Emprego traz benefícios e prejuízos
O ingresso de jovens com menos de 18 anos no mercado de trabalho traz implicações para seu desenvolvimento, positivas ou negativas, a depender da forma como a inserção é feita, segundo a psicopedagoga Maria Irene Miranda. “Os motivos que levam o adolescente a trabalhar vão desde o desejo do próprio adolescente por autonomia até a necessidade de complementar a renda familiar e quase sempre determinam a forma como ingressam no mercado. Não consideramos negativo quando o adolescente tem a iniciativa de procurar trabalho e negocia as condições com os pais”, disse a especialista.
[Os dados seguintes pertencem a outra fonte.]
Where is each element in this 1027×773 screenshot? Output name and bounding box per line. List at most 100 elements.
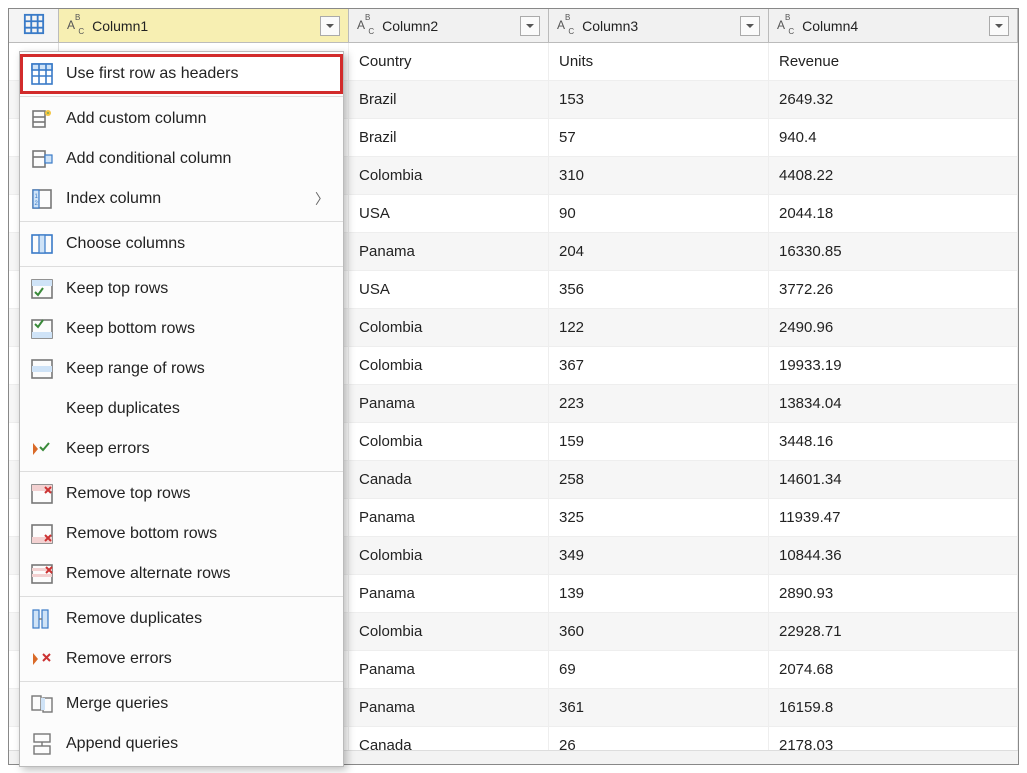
cell-column3[interactable]: 310 bbox=[549, 157, 769, 195]
cell-column2[interactable]: USA bbox=[349, 271, 549, 309]
conditional-column-icon bbox=[28, 145, 56, 173]
cell-column3[interactable]: 139 bbox=[549, 575, 769, 613]
column-header-column3[interactable]: ABC Column3 bbox=[549, 9, 769, 42]
menu-separator bbox=[20, 221, 343, 222]
column-filter-button[interactable] bbox=[320, 16, 340, 36]
cell-column2[interactable]: Brazil bbox=[349, 119, 549, 157]
cell-column2[interactable]: Panama bbox=[349, 651, 549, 689]
menu-choose-columns[interactable]: Choose columns bbox=[20, 224, 343, 264]
cell-column2[interactable]: Colombia bbox=[349, 537, 549, 575]
cell-column2[interactable]: Panama bbox=[349, 233, 549, 271]
menu-separator bbox=[20, 596, 343, 597]
cell-column3[interactable]: 356 bbox=[549, 271, 769, 309]
cell-column3[interactable]: 223 bbox=[549, 385, 769, 423]
menu-add-custom-column[interactable]: Add custom column bbox=[20, 99, 343, 139]
cell-column4[interactable]: 10844.36 bbox=[769, 537, 1018, 575]
menu-merge-queries[interactable]: Merge queries bbox=[20, 684, 343, 724]
menu-label: Choose columns bbox=[66, 235, 329, 253]
cell-column4[interactable]: 2074.68 bbox=[769, 651, 1018, 689]
cell-column2[interactable]: Country bbox=[349, 43, 549, 81]
cell-column3[interactable]: 325 bbox=[549, 499, 769, 537]
cell-column3[interactable]: 57 bbox=[549, 119, 769, 157]
remove-duplicates-icon bbox=[28, 605, 56, 633]
cell-column4[interactable]: 11939.47 bbox=[769, 499, 1018, 537]
cell-column4[interactable]: 22928.71 bbox=[769, 613, 1018, 651]
cell-column2[interactable]: Colombia bbox=[349, 157, 549, 195]
chevron-right-icon: 〉 bbox=[315, 189, 329, 209]
cell-column3[interactable]: 204 bbox=[549, 233, 769, 271]
column-filter-button[interactable] bbox=[989, 16, 1009, 36]
menu-remove-duplicates[interactable]: Remove duplicates bbox=[20, 599, 343, 639]
cell-column3[interactable]: 349 bbox=[549, 537, 769, 575]
cell-column4[interactable]: 940.4 bbox=[769, 119, 1018, 157]
cell-column3[interactable]: 360 bbox=[549, 613, 769, 651]
cell-column2[interactable]: Colombia bbox=[349, 613, 549, 651]
cell-column2[interactable]: Canada bbox=[349, 461, 549, 499]
cell-column2[interactable]: Brazil bbox=[349, 81, 549, 119]
menu-keep-duplicates[interactable]: Keep duplicates bbox=[20, 389, 343, 429]
menu-keep-bottom-rows[interactable]: Keep bottom rows bbox=[20, 309, 343, 349]
cell-column3[interactable]: Units bbox=[549, 43, 769, 81]
cell-column4[interactable]: 3772.26 bbox=[769, 271, 1018, 309]
cell-column4[interactable]: 3448.16 bbox=[769, 423, 1018, 461]
cell-column4[interactable]: 13834.04 bbox=[769, 385, 1018, 423]
menu-label: Merge queries bbox=[66, 695, 329, 713]
cell-column3[interactable]: 258 bbox=[549, 461, 769, 499]
column-header-column2[interactable]: ABC Column2 bbox=[349, 9, 549, 42]
menu-label: Keep top rows bbox=[66, 280, 329, 298]
merge-queries-icon bbox=[28, 690, 56, 718]
cell-column2[interactable]: Panama bbox=[349, 689, 549, 727]
menu-keep-range-of-rows[interactable]: Keep range of rows bbox=[20, 349, 343, 389]
menu-remove-errors[interactable]: Remove errors bbox=[20, 639, 343, 679]
cell-column4[interactable]: 14601.34 bbox=[769, 461, 1018, 499]
cell-column2[interactable]: Colombia bbox=[349, 423, 549, 461]
cell-column4[interactable]: 4408.22 bbox=[769, 157, 1018, 195]
menu-remove-bottom-rows[interactable]: Remove bottom rows bbox=[20, 514, 343, 554]
choose-columns-icon bbox=[28, 230, 56, 258]
menu-remove-top-rows[interactable]: Remove top rows bbox=[20, 474, 343, 514]
column-header-column1[interactable]: ABC Column1 bbox=[59, 9, 349, 42]
cell-column4[interactable]: 2890.93 bbox=[769, 575, 1018, 613]
cell-column3[interactable]: 361 bbox=[549, 689, 769, 727]
cell-column4[interactable]: 2649.32 bbox=[769, 81, 1018, 119]
cell-column3[interactable]: 69 bbox=[549, 651, 769, 689]
menu-use-first-row-as-headers[interactable]: Use first row as headers bbox=[20, 54, 343, 94]
cell-column3[interactable]: 122 bbox=[549, 309, 769, 347]
cell-column2[interactable]: Colombia bbox=[349, 347, 549, 385]
cell-column4[interactable]: 16330.85 bbox=[769, 233, 1018, 271]
cell-column3[interactable]: 153 bbox=[549, 81, 769, 119]
menu-label: Remove bottom rows bbox=[66, 525, 329, 543]
cell-column4[interactable]: 19933.19 bbox=[769, 347, 1018, 385]
data-type-icon: ABC bbox=[777, 17, 796, 34]
column-header-column4[interactable]: ABC Column4 bbox=[769, 9, 1018, 42]
menu-keep-errors[interactable]: Keep errors bbox=[20, 429, 343, 469]
cell-column3[interactable]: 159 bbox=[549, 423, 769, 461]
cell-column4[interactable]: 2490.96 bbox=[769, 309, 1018, 347]
cell-column4[interactable]: Revenue bbox=[769, 43, 1018, 81]
menu-remove-alternate-rows[interactable]: Remove alternate rows bbox=[20, 554, 343, 594]
cell-column2[interactable]: Colombia bbox=[349, 309, 549, 347]
menu-keep-top-rows[interactable]: Keep top rows bbox=[20, 269, 343, 309]
table-menu-button[interactable] bbox=[9, 9, 59, 42]
menu-label: Add custom column bbox=[66, 110, 329, 128]
menu-label: Remove top rows bbox=[66, 485, 329, 503]
menu-label: Use first row as headers bbox=[66, 65, 329, 83]
cell-column2[interactable]: Panama bbox=[349, 385, 549, 423]
column-filter-button[interactable] bbox=[740, 16, 760, 36]
cell-column3[interactable]: 90 bbox=[549, 195, 769, 233]
menu-add-conditional-column[interactable]: Add conditional column bbox=[20, 139, 343, 179]
cell-column4[interactable]: 2044.18 bbox=[769, 195, 1018, 233]
cell-column2[interactable]: Panama bbox=[349, 499, 549, 537]
data-type-icon: ABC bbox=[67, 17, 86, 34]
remove-alternate-rows-icon bbox=[28, 560, 56, 588]
menu-separator bbox=[20, 266, 343, 267]
cell-column2[interactable]: Panama bbox=[349, 575, 549, 613]
menu-index-column[interactable]: 12 Index column 〉 bbox=[20, 179, 343, 219]
column-filter-button[interactable] bbox=[520, 16, 540, 36]
cell-column4[interactable]: 16159.8 bbox=[769, 689, 1018, 727]
cell-column2[interactable]: USA bbox=[349, 195, 549, 233]
column-name: Column3 bbox=[582, 18, 734, 34]
cell-column3[interactable]: 367 bbox=[549, 347, 769, 385]
keep-range-rows-icon bbox=[28, 355, 56, 383]
menu-append-queries[interactable]: Append queries bbox=[20, 724, 343, 764]
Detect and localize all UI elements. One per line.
Como espaço de aprendizagem, o trabalho prepara o jovem para a compreensão do contexto de trabalho e das relações humanas no ambiente para lidar com conflitos e jogos de interesses. “É um momento de afirmação da personalidade e o jovem vai enfrentar situação reais importantes para a formação humana”, afirmou a psicopedagoga.
O prejuízo ocorre quando a inserção do jovem no mercado se dá em detrimento de outros processos. “Ficar privado ou ter a educação comprometida é grave neste momento, quando o estudante se prepara para as escolhas profissionais”, disse Maria Irene. Ainda segundo a psicopedagoga, nessas condições, o emprego quase nunca oferece oportunidades de crescimento. “Se tem necessidade, o indivíduo se submete a situações que não exigem nem proporcionam qualificação”, afirmou.
Fonte: Correio de Uberlândia, 26 de setembro de 2016.